C’est avec une vive consternation doublée d’inquiétude que l’Association des Victimes de Torture au Togo (ASVITTO) voudrait réagir face aux actes de torture et mauvais traitements que les Forces de l’ordre et de sécurité ne cessent d’infliger sur les populations civiles.

En effet, le mardi 07 février 2017, Monsieur AVOTOR Kossi Robert, né le 30 avril 1989 à kpélé Tutu et Journaliste de profession à la Presse privée écrite ‘’L’ALTERNATIVE », dans l’exercice de ses activités a été apostrophé et sérieusement torturé par les éléments de la gendarmerie dans la localité d’Akato-viépé, canton de Sagbado, situé à une vingtaine de kilomètre au nord-ouest de Lomé. Visiblement atteint avec des hématomes un peu partout sur son corps et de sérieuses enflures constatées sur ses deux bras, le témoignage de la victime confirme le traitement bestial qu’il a vécu : «j’ai été roué de coups de matraques et de pieds avant d’être menotté et gardé dans un coin. Ils venaient de temps en temps serrer les menottes. Cela me faisait très mal aux poignets. A un moment donné, j’ai senti le besoin de me soulager. Je leur ai demandé de me permettre au moins d’uriner. Ils ont refusé catégoriquement. J’étais obligé d’uriner dans mon pantalon. Cela les amusait. Ils ont amené aussi quelqu’un qu’ils ont surpris entrain de filmer. J’étais là, menotté pendant plus de deux heures. »

«Arrivés à la gendarmerie de Sagbado, ils ont effacé toutes les images dans nos portables et appareils. »

L’ASVITTO dénonce vigoureusement ces actes de torture et condamne avec fermeté ce comportement des Forces de l’ordre et de sécurité qui porte de graves atteintes à l’intégrité physique des citoyens et qui constitue une violation inacceptable de l’article 21 de la Constitution Togolaise qui affirme en ces termes : «Nul ne peut être soumis à la torture ou à d’autres formes de traitements cruels, inhumains ou dégradants. » « Tout individu, tout agent de l’Etat coupable de tels actes, soit de sa propre initiative, soit sur instruction, sera puni conformément à la loi. »

Elle invite les autorités Togolaises au respect de cet article constitutionnel pour une protection efficace des populations civiles contre les actes de torture et mauvais traitements exercés par les forces de l’ordre et de sécurité.

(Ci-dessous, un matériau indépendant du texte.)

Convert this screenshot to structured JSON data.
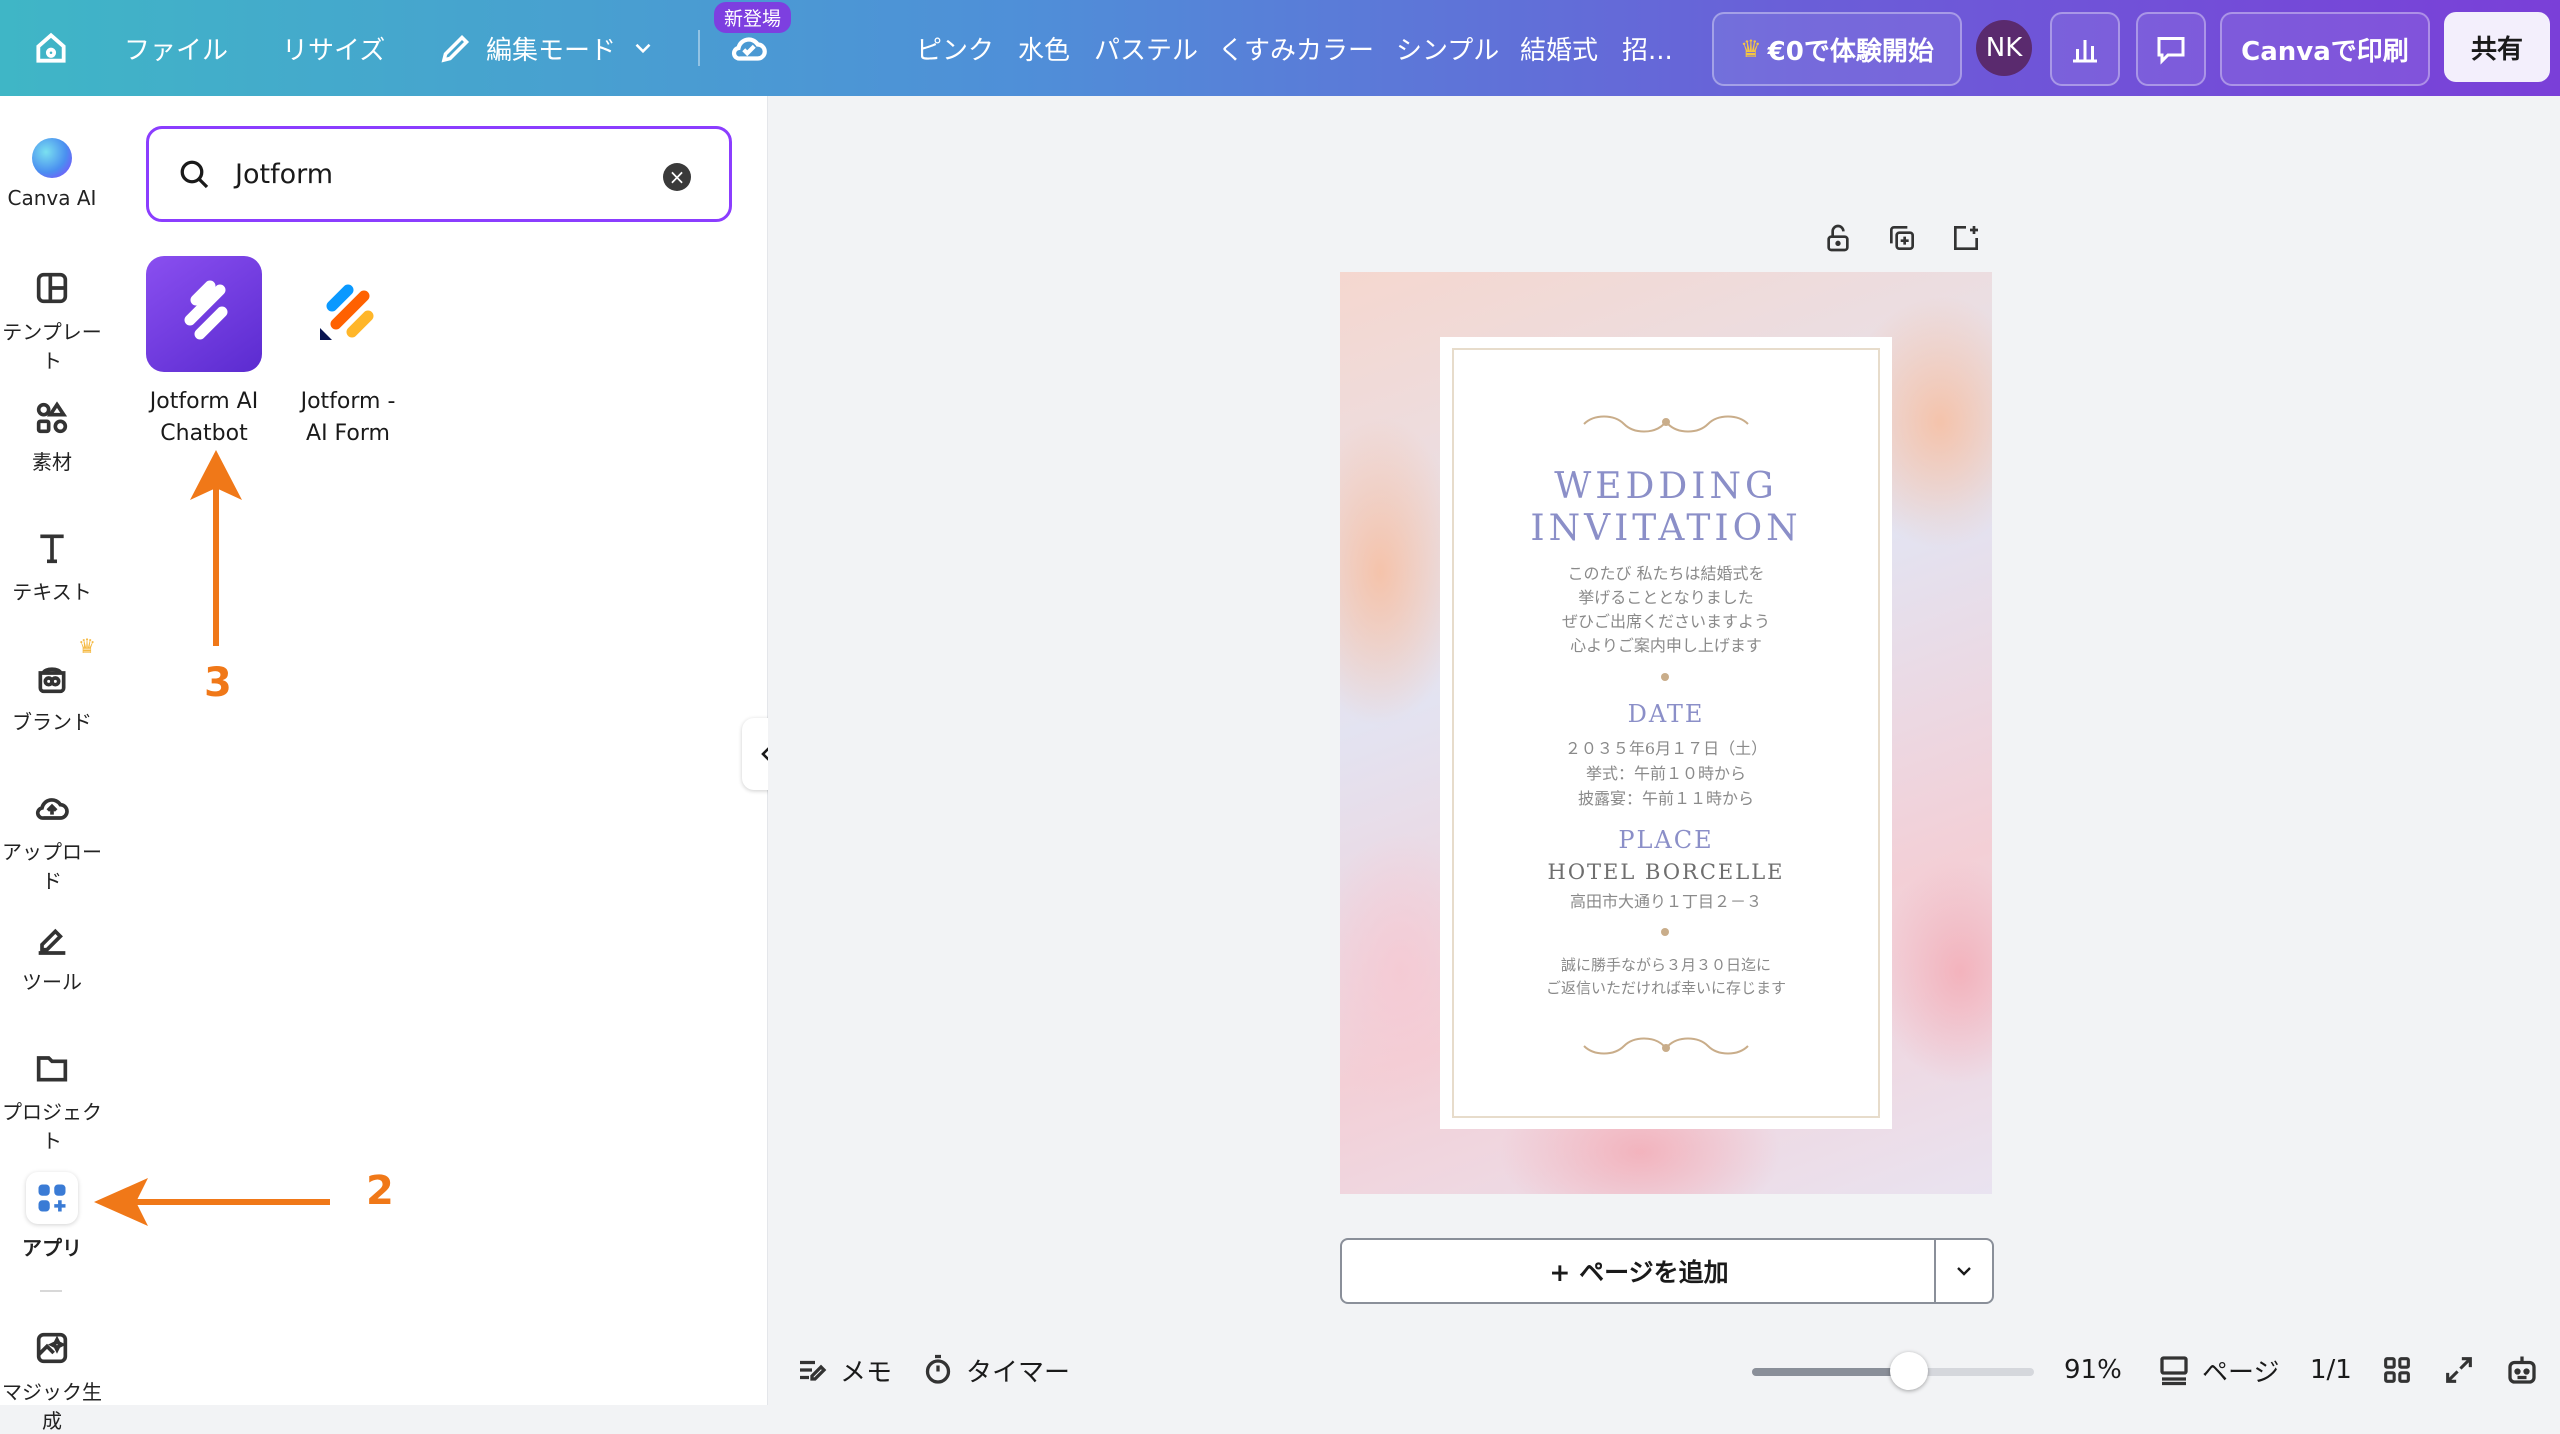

Elle demande ensuite au Ministre de la sécurité et de la protection civile de mettre les auteurs à la disposition de la justice pour qu’ils répondent de leurs actes conformément à la loi et aux engagements pris par l’Etat Togolais lors de son passage à l’Examen Périodique Universel en novembre 2016.

L’ASVITTO invite également le gouvernement à la publication du rapport de visite de la mission du Sous Comité de Prévention de la torture (SPT) qui lui a été transmis depuis décembre 2015, et la mise en œuvre effective du Mécanisme National de Prévention (MNP).

Par ailleurs, l’ASVITTO voudrait attirer l’attention de la communauté internationale et les principaux partenaires du Togo (Union européenne, France, Allemagne, USA, Israël) sur la réelle menace qui plane sur la liberté de presse au Togo et qui se caractérise par les fermetures illégales de certains médias privés auxquelles s’ajoutent les actes de torture et intimidations sur certains journalistes ; ce qui constitue une véritable reculade du processus démocratique et l’Etat de droit en construction dans notre pays.